September 10, 2021 6:13 AM

Shares of Sumo Logic (NASDAQ: SUMO) are down more than 10% in pre-open Friday after the company reported mixed Q2 results.

SUMO said it lost $0.11 per share, which is better compared to the market consensus of a loss of $0.14 per share. Sales for the quarter came in at $58.8 million to top the analyst consensus of $56.69 million.

“This quarter we saw continued momentum in our business as new and current customers adopt our Continuous Intelligence platform for a broad range of Observability and Security use cases. We will continue to invest in platform expansion and expanded routes to market to position us to capture the significant opportunity created by digital transformation and cloud migration,” said Ramin Sayar, president and CEO of Sumo Logic.

For the current quarter, the company projects a Q3 loss of $0.14, slightly better than the consensus for a loss of $0.15. Revenue for the quarter is seen at $60.80 million at the midpoint of the guidance, again better than the consensus of $60.05 million.

On a full-year basis, EPS is seen between negative $0.52 and $0.51, better than the consensus of negative $0.56. Revenue is projected in the range of $236.8 and $238.8 million, versus the consensus of $235.02 million.

At least two research firms downgraded shares of SUMO following Q2 results. BTIG analyst Gray Powell downgraded from Buy to Neutral.

Similarly, Piper Sandler analyst Rob Owens downgraded to Neutral from Overweight and hiked the price target to $25.00 per share from the prior $24.00.

“In an environment where software 'beats and raises' have become the norm, we are modestly lowering our forward expectations for core SUMO revenue for the second time in the past three quarters despite a revenue beat, with extended N.A. sales cycles and pressured net retention rates weighing on results.
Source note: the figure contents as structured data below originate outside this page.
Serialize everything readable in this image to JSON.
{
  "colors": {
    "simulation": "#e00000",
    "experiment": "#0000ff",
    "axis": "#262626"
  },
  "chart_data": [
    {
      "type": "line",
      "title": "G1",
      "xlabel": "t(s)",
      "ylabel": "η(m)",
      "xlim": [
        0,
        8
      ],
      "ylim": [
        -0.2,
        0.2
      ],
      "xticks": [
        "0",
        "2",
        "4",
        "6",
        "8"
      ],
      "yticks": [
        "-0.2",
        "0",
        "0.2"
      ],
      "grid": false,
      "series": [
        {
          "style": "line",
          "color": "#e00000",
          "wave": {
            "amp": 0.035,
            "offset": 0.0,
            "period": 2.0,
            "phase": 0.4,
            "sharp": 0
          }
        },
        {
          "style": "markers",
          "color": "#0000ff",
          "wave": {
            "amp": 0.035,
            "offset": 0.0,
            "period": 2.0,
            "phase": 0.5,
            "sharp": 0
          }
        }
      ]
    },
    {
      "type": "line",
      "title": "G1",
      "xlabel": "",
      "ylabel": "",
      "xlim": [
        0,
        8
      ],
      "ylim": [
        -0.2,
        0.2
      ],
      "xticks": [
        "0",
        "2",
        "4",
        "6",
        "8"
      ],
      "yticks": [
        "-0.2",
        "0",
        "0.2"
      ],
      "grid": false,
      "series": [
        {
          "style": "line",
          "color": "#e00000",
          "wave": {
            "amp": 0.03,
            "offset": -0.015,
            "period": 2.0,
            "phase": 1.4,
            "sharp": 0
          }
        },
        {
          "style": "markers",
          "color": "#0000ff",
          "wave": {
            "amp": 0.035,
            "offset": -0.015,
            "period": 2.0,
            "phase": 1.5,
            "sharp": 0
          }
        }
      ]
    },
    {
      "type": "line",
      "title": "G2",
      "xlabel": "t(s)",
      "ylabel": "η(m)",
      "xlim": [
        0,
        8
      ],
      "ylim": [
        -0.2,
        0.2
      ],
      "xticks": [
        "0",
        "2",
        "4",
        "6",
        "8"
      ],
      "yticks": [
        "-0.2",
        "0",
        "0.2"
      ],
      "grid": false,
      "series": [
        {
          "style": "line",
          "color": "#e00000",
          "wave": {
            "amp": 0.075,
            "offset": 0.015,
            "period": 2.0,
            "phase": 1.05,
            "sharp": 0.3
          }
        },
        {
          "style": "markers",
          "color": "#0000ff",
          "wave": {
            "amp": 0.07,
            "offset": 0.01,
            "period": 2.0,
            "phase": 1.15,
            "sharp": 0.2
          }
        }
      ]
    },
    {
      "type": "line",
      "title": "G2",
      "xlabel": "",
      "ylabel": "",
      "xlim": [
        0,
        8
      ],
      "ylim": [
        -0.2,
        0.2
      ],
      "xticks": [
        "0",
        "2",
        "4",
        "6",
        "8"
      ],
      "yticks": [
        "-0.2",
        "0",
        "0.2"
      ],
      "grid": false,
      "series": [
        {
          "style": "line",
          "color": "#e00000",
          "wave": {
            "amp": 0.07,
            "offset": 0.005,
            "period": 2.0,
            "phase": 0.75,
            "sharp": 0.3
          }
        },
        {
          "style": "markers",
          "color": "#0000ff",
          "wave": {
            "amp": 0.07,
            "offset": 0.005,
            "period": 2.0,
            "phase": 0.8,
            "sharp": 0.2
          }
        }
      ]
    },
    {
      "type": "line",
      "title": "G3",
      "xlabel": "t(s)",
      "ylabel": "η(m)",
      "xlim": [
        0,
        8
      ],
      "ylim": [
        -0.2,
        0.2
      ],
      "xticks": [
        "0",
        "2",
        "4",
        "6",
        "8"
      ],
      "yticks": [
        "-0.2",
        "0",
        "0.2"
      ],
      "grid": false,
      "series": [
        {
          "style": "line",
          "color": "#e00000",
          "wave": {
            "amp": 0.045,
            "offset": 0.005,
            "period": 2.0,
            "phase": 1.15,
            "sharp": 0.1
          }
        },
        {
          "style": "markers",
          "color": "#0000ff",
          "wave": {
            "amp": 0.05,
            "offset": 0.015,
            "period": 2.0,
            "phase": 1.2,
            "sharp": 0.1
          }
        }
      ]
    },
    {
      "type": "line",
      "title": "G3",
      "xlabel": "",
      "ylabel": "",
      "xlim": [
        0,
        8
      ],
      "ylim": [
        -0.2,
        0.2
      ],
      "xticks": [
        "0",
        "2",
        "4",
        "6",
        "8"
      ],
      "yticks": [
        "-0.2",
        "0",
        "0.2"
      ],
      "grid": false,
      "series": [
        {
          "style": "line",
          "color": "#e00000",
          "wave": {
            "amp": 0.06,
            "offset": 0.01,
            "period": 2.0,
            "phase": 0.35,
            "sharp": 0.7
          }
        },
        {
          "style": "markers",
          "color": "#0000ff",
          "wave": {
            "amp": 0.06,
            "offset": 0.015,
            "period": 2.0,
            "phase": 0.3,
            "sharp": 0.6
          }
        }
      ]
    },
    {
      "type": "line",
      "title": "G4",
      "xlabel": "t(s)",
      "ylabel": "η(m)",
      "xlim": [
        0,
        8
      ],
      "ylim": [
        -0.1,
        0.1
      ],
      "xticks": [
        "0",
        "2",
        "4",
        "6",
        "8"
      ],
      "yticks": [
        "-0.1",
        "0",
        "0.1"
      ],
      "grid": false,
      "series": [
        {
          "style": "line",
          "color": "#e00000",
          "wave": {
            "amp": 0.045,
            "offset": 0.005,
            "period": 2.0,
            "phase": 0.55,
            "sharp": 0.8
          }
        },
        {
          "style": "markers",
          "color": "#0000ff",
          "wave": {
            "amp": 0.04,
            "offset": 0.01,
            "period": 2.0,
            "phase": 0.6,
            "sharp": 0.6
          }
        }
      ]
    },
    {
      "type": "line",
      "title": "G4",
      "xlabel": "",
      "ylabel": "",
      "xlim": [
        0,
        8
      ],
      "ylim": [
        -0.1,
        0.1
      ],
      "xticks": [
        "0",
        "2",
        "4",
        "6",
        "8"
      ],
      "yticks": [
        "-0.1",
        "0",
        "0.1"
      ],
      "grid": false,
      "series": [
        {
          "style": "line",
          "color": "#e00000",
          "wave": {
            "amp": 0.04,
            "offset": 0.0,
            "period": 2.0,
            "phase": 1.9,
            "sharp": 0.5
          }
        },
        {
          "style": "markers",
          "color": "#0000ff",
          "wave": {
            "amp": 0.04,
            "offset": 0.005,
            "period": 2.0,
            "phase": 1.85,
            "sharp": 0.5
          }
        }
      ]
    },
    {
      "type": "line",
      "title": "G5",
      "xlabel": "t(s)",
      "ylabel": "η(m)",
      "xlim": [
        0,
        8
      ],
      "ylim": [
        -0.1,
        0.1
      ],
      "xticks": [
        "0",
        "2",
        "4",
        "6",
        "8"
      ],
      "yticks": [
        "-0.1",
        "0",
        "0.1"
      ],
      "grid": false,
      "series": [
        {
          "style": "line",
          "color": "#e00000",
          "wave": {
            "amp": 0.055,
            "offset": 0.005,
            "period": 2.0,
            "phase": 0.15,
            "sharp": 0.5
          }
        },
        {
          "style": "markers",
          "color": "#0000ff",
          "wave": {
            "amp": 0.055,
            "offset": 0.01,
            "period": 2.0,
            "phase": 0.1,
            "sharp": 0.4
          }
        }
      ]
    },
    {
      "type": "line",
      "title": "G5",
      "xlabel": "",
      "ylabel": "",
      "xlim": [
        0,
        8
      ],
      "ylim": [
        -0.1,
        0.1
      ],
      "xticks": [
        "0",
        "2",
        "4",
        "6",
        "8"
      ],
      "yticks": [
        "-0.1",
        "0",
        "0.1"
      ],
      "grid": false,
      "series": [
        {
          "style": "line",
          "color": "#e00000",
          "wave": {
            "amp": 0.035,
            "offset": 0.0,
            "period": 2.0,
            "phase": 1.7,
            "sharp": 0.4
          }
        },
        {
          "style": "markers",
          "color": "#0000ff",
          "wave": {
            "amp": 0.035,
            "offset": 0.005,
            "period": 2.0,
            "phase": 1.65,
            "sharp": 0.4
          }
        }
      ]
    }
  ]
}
In turn, we are lowering our opinion on shares as well, as we would like to see improved execution and better overall growth rates (especially relative to the scale of the business) prior to getting more constructive on shares,” Owens said in a client note.

“While top-line performance beat in the Q and discussions around international momentum and customer adds were positive, weaker NRR and lowered guidance tell more of a mixed story. We acknowledge a broadening product suite that could support expansion deals and higher growth; while deceleration in 2H could reflect conservatism, we remain tentative given continued headwinds to growth at this scale,” Owens adds.

Cowen analyst ​​J. Derrick Wood has maintained an Outperform rating but lowered the price target to $25.00 per share.